My final and biggest project of the day was making mushroom soup. After the leek and fennel debacle, I was determined not to mess this up! First I had to roast garlic. You do this by putting garlic in a saucepan and then adding olive oil. Just pop that in the oven until golden brown. While I waited on the garlic to roast, I broke down 5 quarts of mushrooms and then 4 large Vidalia onions. When I went to check on the garlic, it was burnt. So frustrating! I had to repeat the process. Finally the garlic was ready, considering I watched it throughout the entire cooking time. I used the oil that roasted the garlic to coat the bottom of the pot. Then I added the onions and mushrooms until the mushrooms were tender. Next I deglazed the bottom of the pot with white wine (typically the recipe calls for sherry, but we were out). After a nice stir, I added a thyme bouquet, blanched almonds, parsley, and vegetable stock. Then I reconstituted some dried porcini mushrooms and added them plus half their cooking liquid to the pot. When the soup came to a simmer, I removed the thyme bouquet and began to puree it in a blender. Then I had to strain it and pass it, then season it. Pushing the soup through the sieve was very time consuming, but it makes the texture silky smooth and delicious for a warm soup on a cold fall day.

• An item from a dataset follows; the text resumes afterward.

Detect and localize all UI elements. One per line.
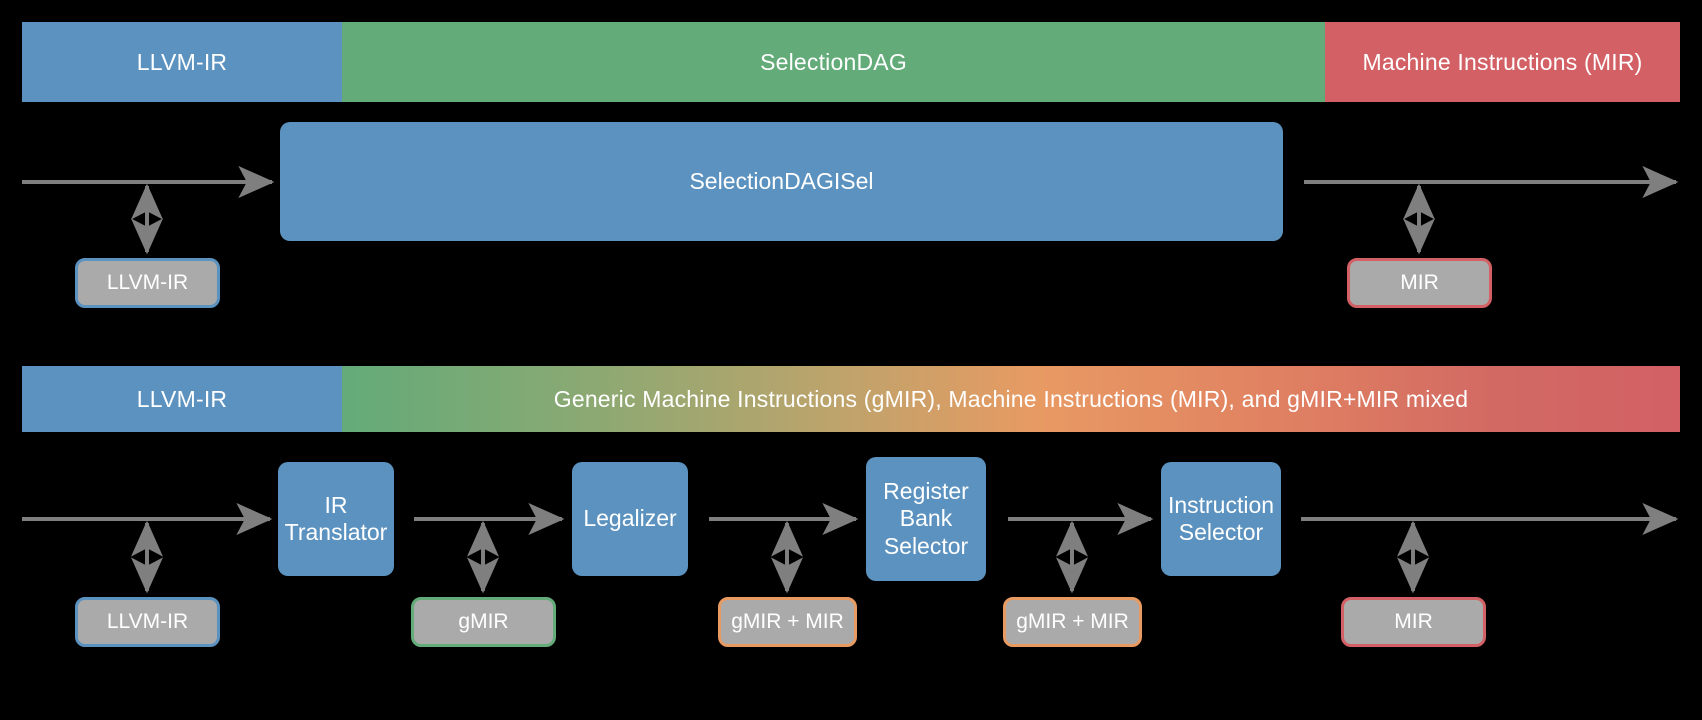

Although I had to repeat a few steps today because of my mistakes, I learned some very important lessons. It is essential that you keep an eye on everything you have going on in the kitchen. We have to multi-task in this business, and often times you get distracted on new projects and forget about other things you have started. It is important to stir things constantly and be aware of everything needing to get done. I consider myself a good multi-tasker in general, but in the kitchen I need to be thinking about all the projects I’m responsible for and working on all the time.

Wednesday, November 3, 2010

Slice and Dice

Although it may not be the most exciting job, peeling and chopping vegetables is a key part in preparing food. Someone must be responsible for breaking down the fresh veggies that enhance the flavor in so many dishes.

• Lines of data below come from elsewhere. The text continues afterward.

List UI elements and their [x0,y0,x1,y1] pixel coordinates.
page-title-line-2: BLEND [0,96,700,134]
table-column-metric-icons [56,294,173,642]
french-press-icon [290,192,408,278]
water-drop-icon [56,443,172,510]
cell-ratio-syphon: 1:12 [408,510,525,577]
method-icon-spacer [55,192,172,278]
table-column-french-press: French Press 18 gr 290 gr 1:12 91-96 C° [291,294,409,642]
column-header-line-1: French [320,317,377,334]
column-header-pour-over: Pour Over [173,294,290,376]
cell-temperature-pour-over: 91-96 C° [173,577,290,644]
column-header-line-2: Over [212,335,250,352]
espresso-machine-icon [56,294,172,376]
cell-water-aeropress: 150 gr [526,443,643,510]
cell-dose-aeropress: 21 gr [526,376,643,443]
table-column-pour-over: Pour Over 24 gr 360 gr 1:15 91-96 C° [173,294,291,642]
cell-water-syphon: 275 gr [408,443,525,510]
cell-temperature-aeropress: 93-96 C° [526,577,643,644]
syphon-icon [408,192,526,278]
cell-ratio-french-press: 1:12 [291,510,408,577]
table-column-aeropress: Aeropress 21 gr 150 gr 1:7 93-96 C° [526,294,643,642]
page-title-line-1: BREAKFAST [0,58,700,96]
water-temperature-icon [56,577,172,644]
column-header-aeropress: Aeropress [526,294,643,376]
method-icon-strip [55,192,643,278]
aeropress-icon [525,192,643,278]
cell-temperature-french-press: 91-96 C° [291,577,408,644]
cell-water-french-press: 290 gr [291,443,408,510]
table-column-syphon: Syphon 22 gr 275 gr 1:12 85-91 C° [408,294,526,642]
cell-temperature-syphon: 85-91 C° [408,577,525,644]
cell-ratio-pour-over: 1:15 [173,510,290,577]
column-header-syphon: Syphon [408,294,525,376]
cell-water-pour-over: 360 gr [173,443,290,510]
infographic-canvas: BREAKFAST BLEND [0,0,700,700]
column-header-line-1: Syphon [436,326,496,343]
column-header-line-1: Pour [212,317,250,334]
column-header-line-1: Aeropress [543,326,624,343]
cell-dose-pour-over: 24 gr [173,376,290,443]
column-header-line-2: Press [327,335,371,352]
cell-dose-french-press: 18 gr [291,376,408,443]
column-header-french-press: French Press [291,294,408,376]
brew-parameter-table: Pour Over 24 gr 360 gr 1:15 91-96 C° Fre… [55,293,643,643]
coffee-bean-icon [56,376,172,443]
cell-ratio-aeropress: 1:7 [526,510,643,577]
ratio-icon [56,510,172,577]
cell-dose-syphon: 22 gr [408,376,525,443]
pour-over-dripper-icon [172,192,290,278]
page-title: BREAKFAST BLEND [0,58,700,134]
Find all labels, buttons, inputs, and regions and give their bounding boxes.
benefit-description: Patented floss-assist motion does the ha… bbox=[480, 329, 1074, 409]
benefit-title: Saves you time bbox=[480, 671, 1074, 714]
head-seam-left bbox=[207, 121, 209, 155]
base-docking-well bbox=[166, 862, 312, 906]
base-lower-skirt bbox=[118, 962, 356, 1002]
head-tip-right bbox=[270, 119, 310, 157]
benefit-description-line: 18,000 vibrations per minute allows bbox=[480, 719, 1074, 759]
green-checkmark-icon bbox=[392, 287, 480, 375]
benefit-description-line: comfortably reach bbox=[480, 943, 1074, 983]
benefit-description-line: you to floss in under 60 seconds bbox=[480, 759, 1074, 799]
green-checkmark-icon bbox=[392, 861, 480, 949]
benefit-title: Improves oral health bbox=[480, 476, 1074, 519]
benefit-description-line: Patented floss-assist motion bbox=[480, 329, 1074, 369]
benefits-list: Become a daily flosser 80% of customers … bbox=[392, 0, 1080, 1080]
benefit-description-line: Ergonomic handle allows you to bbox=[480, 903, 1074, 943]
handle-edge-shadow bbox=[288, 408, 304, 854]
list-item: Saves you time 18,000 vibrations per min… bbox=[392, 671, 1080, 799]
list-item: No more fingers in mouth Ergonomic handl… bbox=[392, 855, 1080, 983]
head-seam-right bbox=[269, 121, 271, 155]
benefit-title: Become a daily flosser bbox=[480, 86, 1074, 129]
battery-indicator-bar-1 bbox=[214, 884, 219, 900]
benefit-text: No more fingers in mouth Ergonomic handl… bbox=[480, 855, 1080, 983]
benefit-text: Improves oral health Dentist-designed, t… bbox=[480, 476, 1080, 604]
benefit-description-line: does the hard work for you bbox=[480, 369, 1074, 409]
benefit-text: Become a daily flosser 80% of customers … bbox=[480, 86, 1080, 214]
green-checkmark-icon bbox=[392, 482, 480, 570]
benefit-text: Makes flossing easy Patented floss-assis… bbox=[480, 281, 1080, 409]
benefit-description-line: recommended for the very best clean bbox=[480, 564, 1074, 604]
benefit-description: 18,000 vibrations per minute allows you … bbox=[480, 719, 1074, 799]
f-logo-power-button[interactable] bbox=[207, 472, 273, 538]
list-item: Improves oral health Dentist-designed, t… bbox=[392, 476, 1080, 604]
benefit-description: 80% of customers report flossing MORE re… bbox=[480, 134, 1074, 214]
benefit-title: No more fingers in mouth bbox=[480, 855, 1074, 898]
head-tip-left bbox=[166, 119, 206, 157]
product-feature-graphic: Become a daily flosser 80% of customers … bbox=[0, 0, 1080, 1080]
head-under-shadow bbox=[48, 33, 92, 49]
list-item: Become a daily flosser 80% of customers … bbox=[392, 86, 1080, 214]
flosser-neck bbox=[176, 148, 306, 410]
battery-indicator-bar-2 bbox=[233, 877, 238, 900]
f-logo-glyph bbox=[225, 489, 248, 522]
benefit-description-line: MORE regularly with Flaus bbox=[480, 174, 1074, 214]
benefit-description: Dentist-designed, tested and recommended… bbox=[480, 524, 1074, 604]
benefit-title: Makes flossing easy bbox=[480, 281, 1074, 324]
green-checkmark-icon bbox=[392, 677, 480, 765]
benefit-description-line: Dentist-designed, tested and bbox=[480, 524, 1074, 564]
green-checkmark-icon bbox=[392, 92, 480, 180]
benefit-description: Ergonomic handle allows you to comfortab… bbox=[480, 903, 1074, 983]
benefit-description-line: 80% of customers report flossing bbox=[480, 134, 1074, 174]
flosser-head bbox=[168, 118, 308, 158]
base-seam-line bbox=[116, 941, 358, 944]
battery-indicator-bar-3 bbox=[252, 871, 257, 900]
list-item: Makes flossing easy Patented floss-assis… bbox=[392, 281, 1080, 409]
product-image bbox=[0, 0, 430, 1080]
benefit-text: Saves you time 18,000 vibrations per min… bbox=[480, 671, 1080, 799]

Today I began by using the deli slicer to prepare the salami for the salami sandwich that is served with fig jam and cheese. The machine may make slicing meats convenient, but it sure does take a lot of muscle! You have to put pressure on the meat so that it shaves uniform pieces. The secret is to slice the meat while it is colder. I also sliced a piece of veal that was used for one of the daily salads. The veal was harder to slice because it is not as firm as the salami. Whenever working with the slicer, you must be very careful because it is an accident prone machine!

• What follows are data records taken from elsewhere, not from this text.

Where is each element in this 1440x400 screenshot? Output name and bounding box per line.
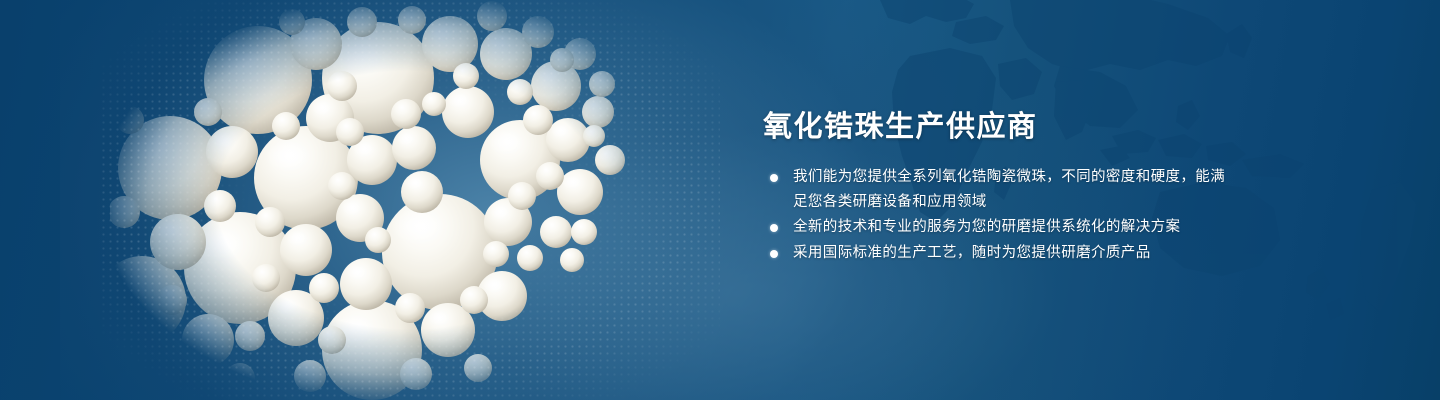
banner-copy: 氧化锆珠生产供应商 我们能为您提供全系列氧化锆陶瓷微珠，不同的密度和硬度，能满足… xyxy=(763,108,1233,265)
list-item-label: 全新的技术和专业的服务为您的研磨提供系统化的解决方案 xyxy=(793,219,1180,235)
list-item: 采用国际标准的生产工艺，随时为您提供研磨介质产品 xyxy=(763,241,1233,266)
dot-bullet-icon xyxy=(770,250,778,258)
page-title: 氧化锆珠生产供应商 xyxy=(763,108,1233,146)
list-item-label: 我们能为您提供全系列氧化锆陶瓷微珠，不同的密度和硬度，能满足您各类研磨设备和应用… xyxy=(793,169,1225,210)
hero-banner: 氧化锆珠生产供应商 我们能为您提供全系列氧化锆陶瓷微珠，不同的密度和硬度，能满足… xyxy=(0,0,1440,400)
list-item: 我们能为您提供全系列氧化锆陶瓷微珠，不同的密度和硬度，能满足您各类研磨设备和应用… xyxy=(763,165,1233,214)
zirconia-beads-photo xyxy=(110,0,710,400)
list-item-label: 采用国际标准的生产工艺，随时为您提供研磨介质产品 xyxy=(793,245,1151,261)
dot-bullet-icon xyxy=(770,224,778,232)
dot-bullet-icon xyxy=(770,174,778,182)
feature-bullet-list: 我们能为您提供全系列氧化锆陶瓷微珠，不同的密度和硬度，能满足您各类研磨设备和应用… xyxy=(763,165,1233,265)
list-item: 全新的技术和专业的服务为您的研磨提供系统化的解决方案 xyxy=(763,215,1233,240)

Next I helped prepare a soup with sausage, ham, celery, potatoes, carrots, beans, and onions. The vegetables required lots of attention! I had to peel carrots and potatoes and then cut them into ½ inch cubes. This is not as easy as it seems. It is important to make sure the vegetables are all the same size so that they cook at the same rate. Making cubes from round vegetables is also a difficult task, you need to cut off one side and then cut strips so that you can slice the cubes from the strips. The soup was still on the stovetop when I left work, but it sure was smelling delicious! I’m sure it tasted even better!

So much peeling took place in the kitchen today, which was rather difficult until I found the good peeler. At first I was using a dinky plastic one that didn’t have much leverage. I had to peel the sweet potatoes and cube them up to make sweet mash for the vegetable plate. Then I had to peel carrots and shred them to make Happy Carrot Slaw that is on the Power lunch. After that I had to peel beets and shred them for the sweet potato salad. Luckily with the carrots and beets I used the Robot Coup, but then when I worked on the squash fritters, I had to shred them by hand on a box grater. That would be 20 squash that needed to be grated, by hand. Quite the task! I had to sauté the squash after I grated it to sweat moisture out so that they could be made into yummy fritters. These are also used on the vegetable plate.

While slicing and dicing up vergetables may be mundane work, it enhances my cutting skills. I am getting more efficient with knives, and more accurate when cutting up vegetables. Who knows maybe one day my knife skills will be better than Hong from Top Chef.